Anterior and Posterior Vaginal Myomectomy: a New Surgical Technique

Roberto Carminati, MD; Antonio Ragusa, MD; Raffaella Giannice, MD, PhD; Francesco Pantano, MD, PhD

In This Article


Up to 50% of uterine fibroids cause symptoms severe enough to warrant therapy. The surgical therapy, depending on the type of myoma, may consist of myomectomy and hysterectomy (by abdominal, laparoscopic, or vaginal route), myolysis, or hysteroscopic resection. In recent years, gynecologists have become increasingly interested in minimally invasive surgery, which has led to a shift toward the laparoscopic approach for surgical therapy.[1] Notwithstanding its advantages (eg, minimal scarring, minimal surgical trauma, minimal adhesions, and minimal postoperative pain and postoperative stay), the laparoscopic approach is less cost-effective than the laparotomic route because of the prolonged operative time and costly instruments.[2] Furthermore, in cases of enlarged, numerous, and intramural fibroids, laparoscopy does not allow easy removal of the myoma; nor does it allow optimal suturing of the uterine wall, unless it is performed by a skilled laparoscopic surgeon.[3,4]

Recently, minilaparotomy has been proposed as an alternative to the laparoscopic approach for minimally invasive surgical treatment of benign gynecologic disease.[5] Severe obesity (body mass index [BMI] > 35) and the desire for pregnancy, however, may be regarded as possible contraindications to minilaparotomy. In the first case, the laparotomic incision may have to be extended; and in the second case, tissue trauma to the reproductive organs may be greater than that caused by the laparoscopic approach.[5]

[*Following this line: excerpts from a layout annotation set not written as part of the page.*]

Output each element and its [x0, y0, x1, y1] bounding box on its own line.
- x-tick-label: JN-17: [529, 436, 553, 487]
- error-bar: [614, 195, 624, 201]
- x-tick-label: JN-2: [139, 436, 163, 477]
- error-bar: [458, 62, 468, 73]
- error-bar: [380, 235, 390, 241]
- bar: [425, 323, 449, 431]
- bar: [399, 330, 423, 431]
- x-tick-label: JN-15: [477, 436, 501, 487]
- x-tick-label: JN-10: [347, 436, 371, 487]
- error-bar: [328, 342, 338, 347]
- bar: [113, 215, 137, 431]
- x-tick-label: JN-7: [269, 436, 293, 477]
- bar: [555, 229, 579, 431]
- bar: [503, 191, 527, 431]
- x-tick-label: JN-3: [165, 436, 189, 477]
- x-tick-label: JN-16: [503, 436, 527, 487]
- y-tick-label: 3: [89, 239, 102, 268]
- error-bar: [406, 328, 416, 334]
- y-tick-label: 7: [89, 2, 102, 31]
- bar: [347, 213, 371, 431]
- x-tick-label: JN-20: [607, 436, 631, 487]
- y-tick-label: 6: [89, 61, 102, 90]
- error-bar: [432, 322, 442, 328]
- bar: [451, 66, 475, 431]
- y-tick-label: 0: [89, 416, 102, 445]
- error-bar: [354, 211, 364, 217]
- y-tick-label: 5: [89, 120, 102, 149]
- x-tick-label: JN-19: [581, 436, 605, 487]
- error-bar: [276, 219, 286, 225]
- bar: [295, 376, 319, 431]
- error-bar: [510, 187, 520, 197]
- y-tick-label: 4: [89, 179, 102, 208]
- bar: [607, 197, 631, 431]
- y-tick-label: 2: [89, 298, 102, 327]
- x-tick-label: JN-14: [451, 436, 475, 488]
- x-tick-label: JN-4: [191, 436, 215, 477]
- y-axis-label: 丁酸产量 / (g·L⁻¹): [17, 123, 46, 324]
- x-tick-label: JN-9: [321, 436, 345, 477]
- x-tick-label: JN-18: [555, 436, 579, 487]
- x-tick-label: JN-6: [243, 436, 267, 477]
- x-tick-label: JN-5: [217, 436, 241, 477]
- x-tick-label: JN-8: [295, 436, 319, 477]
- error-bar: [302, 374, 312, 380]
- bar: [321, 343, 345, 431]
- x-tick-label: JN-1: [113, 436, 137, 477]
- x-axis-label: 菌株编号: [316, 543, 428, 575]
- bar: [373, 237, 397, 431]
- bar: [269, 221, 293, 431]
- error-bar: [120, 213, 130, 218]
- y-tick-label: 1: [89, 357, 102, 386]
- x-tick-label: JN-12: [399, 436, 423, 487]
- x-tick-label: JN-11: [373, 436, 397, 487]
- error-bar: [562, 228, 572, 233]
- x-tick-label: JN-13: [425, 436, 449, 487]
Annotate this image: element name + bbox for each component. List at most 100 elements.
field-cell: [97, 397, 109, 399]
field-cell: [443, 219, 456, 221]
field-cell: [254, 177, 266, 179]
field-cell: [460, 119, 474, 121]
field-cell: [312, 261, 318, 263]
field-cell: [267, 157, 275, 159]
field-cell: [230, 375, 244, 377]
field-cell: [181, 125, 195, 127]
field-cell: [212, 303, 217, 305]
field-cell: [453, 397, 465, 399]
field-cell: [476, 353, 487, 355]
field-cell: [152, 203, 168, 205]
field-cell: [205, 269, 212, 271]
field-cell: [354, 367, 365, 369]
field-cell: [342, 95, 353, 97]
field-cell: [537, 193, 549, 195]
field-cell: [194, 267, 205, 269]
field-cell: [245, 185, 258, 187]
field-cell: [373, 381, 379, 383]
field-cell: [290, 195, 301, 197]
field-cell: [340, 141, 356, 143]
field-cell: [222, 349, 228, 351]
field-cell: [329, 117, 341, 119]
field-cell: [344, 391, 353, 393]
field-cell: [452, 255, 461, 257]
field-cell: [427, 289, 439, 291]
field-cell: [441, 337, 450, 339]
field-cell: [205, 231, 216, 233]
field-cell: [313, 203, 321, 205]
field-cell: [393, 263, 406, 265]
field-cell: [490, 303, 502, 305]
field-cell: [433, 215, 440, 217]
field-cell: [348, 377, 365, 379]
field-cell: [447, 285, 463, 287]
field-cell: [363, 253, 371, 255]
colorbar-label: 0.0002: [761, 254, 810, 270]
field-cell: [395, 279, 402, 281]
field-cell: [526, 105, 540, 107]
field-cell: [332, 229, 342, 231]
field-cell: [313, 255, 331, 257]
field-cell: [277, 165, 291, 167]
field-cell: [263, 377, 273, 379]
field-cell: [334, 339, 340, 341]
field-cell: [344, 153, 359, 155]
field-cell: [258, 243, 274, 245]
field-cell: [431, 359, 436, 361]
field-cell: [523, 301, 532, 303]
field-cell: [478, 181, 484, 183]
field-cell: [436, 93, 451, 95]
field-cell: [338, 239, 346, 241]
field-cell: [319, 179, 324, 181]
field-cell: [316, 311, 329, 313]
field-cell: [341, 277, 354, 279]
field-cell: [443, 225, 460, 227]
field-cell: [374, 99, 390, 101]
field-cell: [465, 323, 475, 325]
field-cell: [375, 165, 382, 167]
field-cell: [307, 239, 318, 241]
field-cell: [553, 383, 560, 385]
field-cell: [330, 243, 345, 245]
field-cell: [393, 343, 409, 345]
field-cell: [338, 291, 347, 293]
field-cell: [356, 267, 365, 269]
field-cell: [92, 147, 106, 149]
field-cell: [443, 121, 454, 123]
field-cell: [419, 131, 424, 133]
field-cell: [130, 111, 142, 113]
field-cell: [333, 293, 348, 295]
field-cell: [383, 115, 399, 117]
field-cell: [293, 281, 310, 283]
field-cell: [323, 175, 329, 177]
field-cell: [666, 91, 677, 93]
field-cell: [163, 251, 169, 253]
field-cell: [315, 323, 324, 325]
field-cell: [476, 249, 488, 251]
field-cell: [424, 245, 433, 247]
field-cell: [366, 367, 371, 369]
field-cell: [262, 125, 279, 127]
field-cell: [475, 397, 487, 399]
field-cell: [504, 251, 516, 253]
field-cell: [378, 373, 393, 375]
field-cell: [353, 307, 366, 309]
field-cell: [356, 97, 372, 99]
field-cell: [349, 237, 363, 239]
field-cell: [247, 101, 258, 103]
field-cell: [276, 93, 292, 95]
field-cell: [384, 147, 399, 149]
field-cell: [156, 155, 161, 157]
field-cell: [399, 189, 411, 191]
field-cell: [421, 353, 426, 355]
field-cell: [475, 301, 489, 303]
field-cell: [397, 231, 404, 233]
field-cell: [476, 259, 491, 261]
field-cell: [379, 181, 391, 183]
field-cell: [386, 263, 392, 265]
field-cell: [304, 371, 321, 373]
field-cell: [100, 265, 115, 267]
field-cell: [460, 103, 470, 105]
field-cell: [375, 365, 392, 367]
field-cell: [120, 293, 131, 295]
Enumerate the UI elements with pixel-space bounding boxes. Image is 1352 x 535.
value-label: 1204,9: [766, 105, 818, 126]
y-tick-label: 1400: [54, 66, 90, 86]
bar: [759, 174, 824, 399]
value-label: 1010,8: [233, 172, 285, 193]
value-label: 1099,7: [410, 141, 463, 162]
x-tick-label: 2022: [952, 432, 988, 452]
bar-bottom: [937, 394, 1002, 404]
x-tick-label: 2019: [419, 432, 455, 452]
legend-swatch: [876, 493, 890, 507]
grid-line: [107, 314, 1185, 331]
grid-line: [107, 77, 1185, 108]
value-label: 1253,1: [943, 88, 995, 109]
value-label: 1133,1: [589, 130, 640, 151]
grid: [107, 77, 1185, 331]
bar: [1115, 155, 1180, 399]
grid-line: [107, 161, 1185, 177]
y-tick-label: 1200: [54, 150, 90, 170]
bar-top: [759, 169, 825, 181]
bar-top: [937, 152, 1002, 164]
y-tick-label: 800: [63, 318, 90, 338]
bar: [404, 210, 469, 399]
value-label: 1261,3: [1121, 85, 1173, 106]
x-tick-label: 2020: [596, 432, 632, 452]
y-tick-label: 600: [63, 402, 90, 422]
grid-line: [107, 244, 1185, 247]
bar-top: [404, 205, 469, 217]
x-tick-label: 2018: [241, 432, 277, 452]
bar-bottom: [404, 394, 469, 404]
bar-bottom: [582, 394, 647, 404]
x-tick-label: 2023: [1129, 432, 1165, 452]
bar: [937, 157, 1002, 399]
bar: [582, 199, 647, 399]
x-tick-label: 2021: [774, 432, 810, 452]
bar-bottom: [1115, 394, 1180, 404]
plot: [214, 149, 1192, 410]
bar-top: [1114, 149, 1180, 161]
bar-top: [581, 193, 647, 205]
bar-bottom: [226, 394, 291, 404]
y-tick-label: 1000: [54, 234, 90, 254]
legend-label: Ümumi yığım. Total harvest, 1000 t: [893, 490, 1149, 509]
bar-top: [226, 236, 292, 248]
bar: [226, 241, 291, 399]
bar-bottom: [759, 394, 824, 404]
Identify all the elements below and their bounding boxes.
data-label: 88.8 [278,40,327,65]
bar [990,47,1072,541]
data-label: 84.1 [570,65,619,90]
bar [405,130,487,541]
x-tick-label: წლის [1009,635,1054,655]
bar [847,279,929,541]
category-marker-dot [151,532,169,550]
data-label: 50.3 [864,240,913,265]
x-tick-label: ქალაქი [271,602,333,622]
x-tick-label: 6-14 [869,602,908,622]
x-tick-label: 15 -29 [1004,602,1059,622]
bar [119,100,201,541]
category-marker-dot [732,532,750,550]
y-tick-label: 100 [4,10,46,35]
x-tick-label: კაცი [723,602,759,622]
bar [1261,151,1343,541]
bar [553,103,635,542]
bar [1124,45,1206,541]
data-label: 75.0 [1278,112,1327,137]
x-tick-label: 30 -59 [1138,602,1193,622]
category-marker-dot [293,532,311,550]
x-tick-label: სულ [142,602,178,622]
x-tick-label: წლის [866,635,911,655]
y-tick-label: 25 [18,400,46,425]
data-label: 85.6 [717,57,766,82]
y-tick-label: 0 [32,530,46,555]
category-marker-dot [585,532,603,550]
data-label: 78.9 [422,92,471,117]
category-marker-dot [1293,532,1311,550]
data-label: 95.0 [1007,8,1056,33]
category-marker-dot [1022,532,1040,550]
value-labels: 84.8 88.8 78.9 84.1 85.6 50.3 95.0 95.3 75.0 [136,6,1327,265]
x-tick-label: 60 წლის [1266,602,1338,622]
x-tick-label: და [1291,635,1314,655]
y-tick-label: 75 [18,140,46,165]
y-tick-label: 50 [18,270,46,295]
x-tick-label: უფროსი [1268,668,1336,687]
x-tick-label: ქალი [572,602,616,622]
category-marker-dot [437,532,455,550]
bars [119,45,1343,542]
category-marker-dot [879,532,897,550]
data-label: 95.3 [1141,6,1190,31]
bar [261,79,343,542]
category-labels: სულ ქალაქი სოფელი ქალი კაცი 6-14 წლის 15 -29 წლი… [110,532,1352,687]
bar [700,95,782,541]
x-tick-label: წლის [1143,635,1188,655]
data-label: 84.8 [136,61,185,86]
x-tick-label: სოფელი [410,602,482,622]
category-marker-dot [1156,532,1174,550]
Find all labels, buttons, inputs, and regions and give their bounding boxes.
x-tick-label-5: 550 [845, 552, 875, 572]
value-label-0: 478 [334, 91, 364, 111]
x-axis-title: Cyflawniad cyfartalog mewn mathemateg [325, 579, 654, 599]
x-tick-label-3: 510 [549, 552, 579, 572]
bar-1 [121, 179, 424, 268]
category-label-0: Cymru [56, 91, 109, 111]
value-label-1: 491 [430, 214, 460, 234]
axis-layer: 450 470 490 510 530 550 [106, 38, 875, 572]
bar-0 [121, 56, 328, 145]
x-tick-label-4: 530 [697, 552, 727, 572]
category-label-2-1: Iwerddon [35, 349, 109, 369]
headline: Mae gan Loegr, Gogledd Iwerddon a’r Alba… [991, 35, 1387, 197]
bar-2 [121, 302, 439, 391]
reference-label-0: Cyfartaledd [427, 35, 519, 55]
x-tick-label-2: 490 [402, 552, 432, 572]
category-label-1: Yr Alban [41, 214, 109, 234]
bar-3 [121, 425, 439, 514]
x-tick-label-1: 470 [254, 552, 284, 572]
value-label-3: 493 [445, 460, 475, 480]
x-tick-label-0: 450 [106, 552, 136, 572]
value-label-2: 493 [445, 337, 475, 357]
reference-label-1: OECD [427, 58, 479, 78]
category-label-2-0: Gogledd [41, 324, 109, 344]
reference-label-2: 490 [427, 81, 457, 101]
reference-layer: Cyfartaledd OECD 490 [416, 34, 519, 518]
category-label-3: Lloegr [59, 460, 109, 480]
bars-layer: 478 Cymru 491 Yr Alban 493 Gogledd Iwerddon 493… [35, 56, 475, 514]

A third possible alternative route for the surgical treatment of benign uterine pathologies, is the vaginal approach (Figure 1). Davies and colleagues[6] first described the surgical technique of vaginal posterior myomectomy in a series of patients and reported no severe drawbacks. In 1998, Bessenay and colleagues[7] reported on 26 women who underwent vaginal myomectomy after culdotomy, which in some cases was laparoscopically assisted. In 1995, we had already described a cystectomy of dermoid ovarian cysts performed through a laparoscopic-assisted posterior culdotomy in a series of 18 patients, with no report of increased morbidity.[8] More recently, we performed a retrospective comparison of total laparoscopic (56 cases) and direct vaginal (30 cases) removal of ovarian dermoids, and we showed few but significant advantages of vaginal removal, particularly in relation to operating time and postoperative outcome.[9]

The illustration shows the anterior and posterior access to the uterine wall.

Having achieved encouraging results in these studies, we designed a pilot study to evaluate the surgical safety and feasibility of vaginal myomectomy. In this study, we describe the surgical technique of vaginal myomectomy for posterior and anterior (Figures 1A and 1B) uterine fibroids, and we report on surgical data and morbidity in patients who underwent this treatment.